Bizi Takip Edin

AMERİKA

OpenAI’ın yeni CEO’su Twitch kurucularından Shear oldu

Yayınlanma

Üretken yapay zeka motoru ChatGPT’nin yaratıcısı OpenAI’ın CEO krizi geçici olarak çözüldü.

Yönetim kurulu ile hafta sonu boyunca görüşmelerde bulunan eski CEO Sam Altman’ın geri dönmeyeceği anlaşılınca yeni yönetici arayışına girilmişti. Microsoft yeni yapay zeka araştırma birimini yönetmek üzere Altman ile birlikte eski OpenAI Başkanı Greg Brockman’ı ekine katınca işler daha da karıştı.

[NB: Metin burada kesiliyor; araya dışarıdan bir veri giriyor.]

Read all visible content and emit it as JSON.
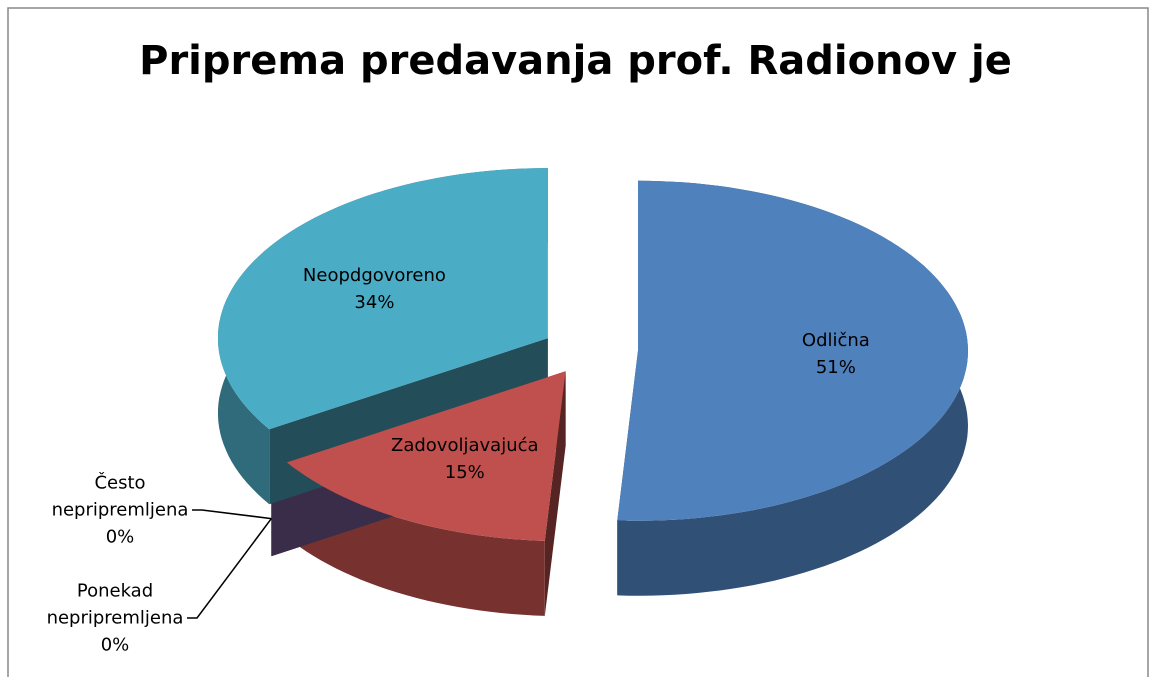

X’ten bir mesaj paylaşan Emmett Shear ise, “Bugün beni hayatta bir kez karşıma çıkacak bir fırsatı değerlendirmeye davet eden bir telefon aldım: @OpenAI’nin geçici CEO’su olmak. Nihayetinde elimden geldiğince yardımcı olmak gibi bir görevim olduğunu hissettim,” diye yazdı. Shear, işi, OpenAI’ın ‘şu anda var olan en önemli şirketlerden biri olduğuna inandığı için’ kabul ettiğini söyledi.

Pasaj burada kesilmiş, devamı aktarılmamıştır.